Fixed/Implemented in version: 0.241.040

Related config.py update: application/single_app/config.py now sets VERSION = "0.241.040".

This enhancement changes exhaustive document analysis requests so successful window-level work is retained and packaged into durable artifacts. When users ask to list, find, extract, inventory, or make a table from selected documents, SimpleChat now keeps raw analysis notes and prepares structured CSV plus Markdown analysis artifacts instead of relying only on the reduced final answer.

Dependencies: functions_document_analysis.py, functions_workflow_runner.py, generated chat artifacts, and existing document action workflow execution.

Technical Specifications

Architecture overview: The document analysis service now classifies exhaustive/table-style requests with deterministic guardrails and returns analysis_intent, raw_analysis_items, and document_analysis_items alongside the final reduced answer and coverage metadata.

Artifact generation: The workflow runner uses the returned intent metadata to create lossless artifacts for exhaustive outputs:

CSV artifact: extracted JSON rows or Markdown table rows from retained raw/window outputs, with source document and window metadata appended.
Markdown artifact: final analysis, coverage summary, and retained raw window-level or document-level analysis notes.
JSON artifact: preserved when the final analysis is valid JSON.

Reduction behavior: Reduction still produces a readable analytical summary, but it is no longer the only surviving output for extraction/table requests. The retained artifacts become the audit trail for the work already performed.

Configuration: No new administrator setting is required. The version was bumped in application/single_app/config.py for traceability.

Usage Instructions

User workflow: Select documents and ask an exhaustive analysis question such as:

“List all vendors and services being performed.”
“Make a table of every entity and amount.”
“Extract all contract risks into rows.”

Expected output: The assistant response includes a concise summary and preview, while the chat receives generated artifacts containing the full structured rows and the full Markdown analysis/raw notes.

Testing And Validation

Functional coverage: functional_tests/test_document_analysis_lossless_artifacts.py verifies that exhaustive table prompts preserve raw window outputs, produce structured CSV rows from retained Markdown tables, render a Markdown artifact with raw notes, and keep version alignment with config.py.

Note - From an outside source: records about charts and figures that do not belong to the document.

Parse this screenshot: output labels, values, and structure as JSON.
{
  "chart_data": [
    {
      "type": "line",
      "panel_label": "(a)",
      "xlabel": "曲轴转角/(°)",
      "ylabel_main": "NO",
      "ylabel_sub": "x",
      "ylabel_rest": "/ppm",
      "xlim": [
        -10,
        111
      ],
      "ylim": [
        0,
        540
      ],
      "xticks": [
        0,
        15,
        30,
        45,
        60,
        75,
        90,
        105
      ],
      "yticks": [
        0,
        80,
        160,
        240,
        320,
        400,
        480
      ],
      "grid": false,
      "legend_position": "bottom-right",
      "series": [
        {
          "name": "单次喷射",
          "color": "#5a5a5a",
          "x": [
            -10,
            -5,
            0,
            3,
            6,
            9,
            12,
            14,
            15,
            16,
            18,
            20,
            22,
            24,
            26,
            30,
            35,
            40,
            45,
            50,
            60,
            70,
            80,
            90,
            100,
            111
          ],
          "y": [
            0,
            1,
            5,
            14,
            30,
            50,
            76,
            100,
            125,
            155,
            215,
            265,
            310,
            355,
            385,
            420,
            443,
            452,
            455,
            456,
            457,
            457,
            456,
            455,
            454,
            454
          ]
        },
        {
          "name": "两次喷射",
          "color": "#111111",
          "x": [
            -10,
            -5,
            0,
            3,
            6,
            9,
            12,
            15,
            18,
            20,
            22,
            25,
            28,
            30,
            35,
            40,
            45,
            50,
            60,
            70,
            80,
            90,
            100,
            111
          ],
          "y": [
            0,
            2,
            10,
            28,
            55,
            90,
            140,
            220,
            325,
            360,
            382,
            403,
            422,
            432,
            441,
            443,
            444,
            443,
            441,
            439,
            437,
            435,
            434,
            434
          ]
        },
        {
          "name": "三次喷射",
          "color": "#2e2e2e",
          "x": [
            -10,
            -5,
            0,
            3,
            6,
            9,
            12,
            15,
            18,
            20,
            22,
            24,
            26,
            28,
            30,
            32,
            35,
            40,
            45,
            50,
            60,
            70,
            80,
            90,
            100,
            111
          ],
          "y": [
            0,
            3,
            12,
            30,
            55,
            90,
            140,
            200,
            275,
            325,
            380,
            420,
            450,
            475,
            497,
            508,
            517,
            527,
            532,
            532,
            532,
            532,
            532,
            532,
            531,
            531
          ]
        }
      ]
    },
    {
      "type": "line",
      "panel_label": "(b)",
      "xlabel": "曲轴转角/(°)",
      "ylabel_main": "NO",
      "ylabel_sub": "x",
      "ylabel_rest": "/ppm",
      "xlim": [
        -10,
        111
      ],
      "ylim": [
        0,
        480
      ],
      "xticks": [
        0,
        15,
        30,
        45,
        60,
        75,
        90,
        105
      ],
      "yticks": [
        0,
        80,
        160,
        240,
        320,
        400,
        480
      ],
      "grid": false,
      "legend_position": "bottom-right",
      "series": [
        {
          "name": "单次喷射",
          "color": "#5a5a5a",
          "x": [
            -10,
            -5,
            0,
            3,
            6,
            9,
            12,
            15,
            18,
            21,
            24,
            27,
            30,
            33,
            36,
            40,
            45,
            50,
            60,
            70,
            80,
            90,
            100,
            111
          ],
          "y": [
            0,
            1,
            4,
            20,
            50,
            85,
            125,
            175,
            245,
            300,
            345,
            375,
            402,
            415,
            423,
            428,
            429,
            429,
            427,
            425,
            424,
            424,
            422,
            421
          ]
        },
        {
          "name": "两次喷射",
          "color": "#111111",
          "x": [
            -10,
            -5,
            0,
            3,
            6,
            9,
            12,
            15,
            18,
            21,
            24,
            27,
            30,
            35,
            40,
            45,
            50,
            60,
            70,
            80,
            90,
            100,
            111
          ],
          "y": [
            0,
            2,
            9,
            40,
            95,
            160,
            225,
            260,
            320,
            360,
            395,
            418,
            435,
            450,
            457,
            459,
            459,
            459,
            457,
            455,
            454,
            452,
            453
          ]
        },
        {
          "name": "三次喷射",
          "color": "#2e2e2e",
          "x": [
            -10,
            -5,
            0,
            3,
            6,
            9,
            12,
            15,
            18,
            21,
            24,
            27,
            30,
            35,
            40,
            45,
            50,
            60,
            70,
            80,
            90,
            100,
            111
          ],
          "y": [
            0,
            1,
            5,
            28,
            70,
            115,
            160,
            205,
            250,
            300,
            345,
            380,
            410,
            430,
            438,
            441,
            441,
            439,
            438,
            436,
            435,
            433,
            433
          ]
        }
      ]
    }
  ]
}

Performance considerations: Retained raw analysis is already produced during normal window processing, so this feature avoids extra document reads. Artifact size remains bounded by the existing generated chat artifact size limit.

Known limitations: CSV extraction is schema-agnostic. It can parse JSON arrays/objects and Markdown tables from model outputs, but if a window returns only prose, that prose is retained as an analysis_note row instead of being force-shaped into a domain-specific schema.